Most of us love red meat and enjoy a big juicy steak on the barbecue every weekend or so, but unfortunately, many contend that such a diet is a recipe for a disaster!
Does eating red meat increase the risk of dying from heart disease or cancer?
It’s a question that keeps coming up, fueled by research and high-profile campaigns by advocacy groups on both sides of the debate.
For heart disease, the answer is pretty clear. Some red meats are high in saturated fat, which raises blood cholesterol. High levels of LDL cholesterol increase the risk of heart disease.
When it comes to cancer, the answer is not so clear. Many researchers say it does raise the risk, especially for colorectal cancer.
A National Institutes of Health-AARP study of more than a half-million older Americans concluded that people who ate the most red meat and processed meat over a 10-year-period were likely to die sooner than those who ate smaller amounts. Those who ate about 4 ounces of red meat a day were more likely to die of cancer or heart disease than those who ate the least, about a half-ounce a day. Epidemiologists classified the increased risk as “modest” in the study.
In addition, with obesity becoming a crisis around the world, the food industry is increasingly looking at the formulation of low-energy density foods, and suggesting substituting meat for mushrooms.
Likewise, consumers are becoming more health-conscious, and many people also are taking a second look at the mushroom for its nutritional contribution and meat-like texture. Mushrooms have a rich quality that compares to the texture and mouth-like feel of meat.
In a medical study a few years ago, researchers reported that the consumption of mushroom entrees reduced daily energy and fat intakes by an average of 420 calories and 30 grams, over a four-day period.
Researches reported that the most intriguing finding was that subjects seemed to accept mushrooms as a palatable and suitable culinary substitute for meat. More importantly, those in the study didn’t compensate for the lower calorie mushroom meal by eating more food later in the day.
Also, scientists have found out that when mushrooms take the place of meat, meat-eating people of various sizes found that they were mushrooms were just as filling will far less calories.

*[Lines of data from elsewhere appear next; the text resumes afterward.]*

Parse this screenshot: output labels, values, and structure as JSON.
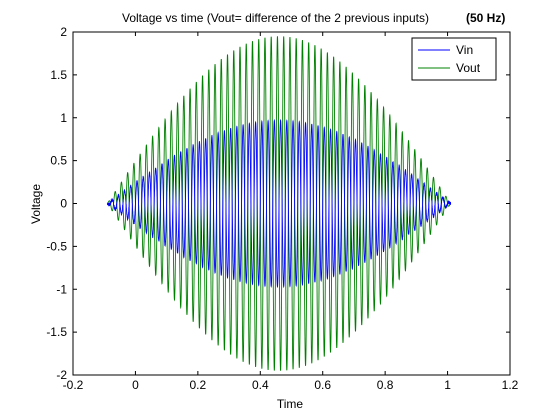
{
  "chart_data": {
    "type": "line",
    "title": "Voltage vs time (Vout= difference of the 2 previous inputs)",
    "title_suffix": "(50 Hz)",
    "xlabel": "Time",
    "ylabel": "Voltage",
    "xlim": [
      -0.2,
      1.2
    ],
    "ylim": [
      -2,
      2
    ],
    "xticks": [
      "-0.2",
      "0",
      "0.2",
      "0.4",
      "0.6",
      "0.8",
      "1",
      "1.2"
    ],
    "yticks": [
      "-2",
      "-1.5",
      "-1",
      "-0.5",
      "0",
      "0.5",
      "1",
      "1.5",
      "2"
    ],
    "grid": false,
    "legend_position": "top-right",
    "signal": {
      "frequency_hz": 50,
      "t_start": -0.09,
      "t_end": 1.01,
      "envelope_peak_time": 0.46,
      "vin_peak_amplitude": 0.97,
      "vout_peak_amplitude": 1.95
    },
    "series": [
      {
        "name": "Vin",
        "color": "#0000ff",
        "peak": 0.97
      },
      {
        "name": "Vout",
        "color": "#008000",
        "peak": 1.95
      }
    ]
  }
}
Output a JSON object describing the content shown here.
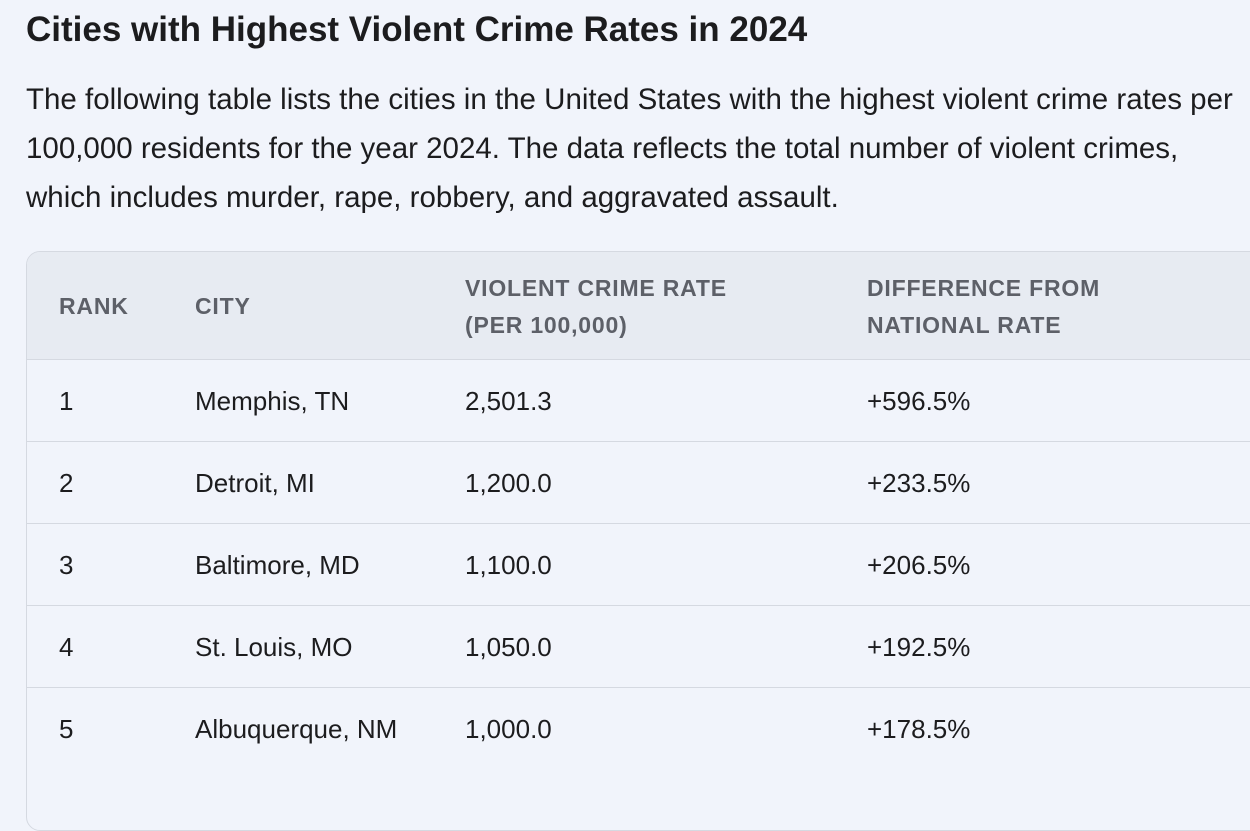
{
  "page": {
    "title": "Cities with Highest Violent Crime Rates in 2024",
    "intro": "The following table lists the cities in the United States with the highest violent crime rates per 100,000 residents for the year 2024. The data reflects the total number of violent crimes, which includes murder, rape, robbery, and aggravated assault."
  },
  "table": {
    "headers": {
      "rank": "RANK",
      "city": "CITY",
      "rate_line1": "VIOLENT CRIME RATE",
      "rate_line2": "(PER 100,000)",
      "diff_line1": "DIFFERENCE FROM",
      "diff_line2": "NATIONAL RATE"
    },
    "rows": [
      {
        "rank": "1",
        "city": "Memphis, TN",
        "rate": "2,501.3",
        "diff": "+596.5%"
      },
      {
        "rank": "2",
        "city": "Detroit, MI",
        "rate": "1,200.0",
        "diff": "+233.5%"
      },
      {
        "rank": "3",
        "city": "Baltimore, MD",
        "rate": "1,100.0",
        "diff": "+206.5%"
      },
      {
        "rank": "4",
        "city": "St. Louis, MO",
        "rate": "1,050.0",
        "diff": "+192.5%"
      },
      {
        "rank": "5",
        "city": "Albuquerque, NM",
        "rate": "1,000.0",
        "diff": "+178.5%"
      }
    ]
  }
}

More importantly, people on a low-carbohydrate mushroom-based diet lose more weight and have healthier blood-lipid profiles than those on a typical low-carb diet. That’s wonderful!
A good example of replacing a high-energy density food with a low-energy one is replacing hamburger with a large Portobello mushroom on a burger. Portobellos are shaped like a burger and have a meaty, heavy texture that’s filling. Many restaurants offer Portobello mushroom burgers as a vegetarian option on their menu.
Mushrooms are a tasteful meat replacement food item. You can grill, toast, boil or fry. Basically, mushrooms are an incredible choice for a variety of situations. Fresh mushrooms fit into every day part, every cuisine and every diet!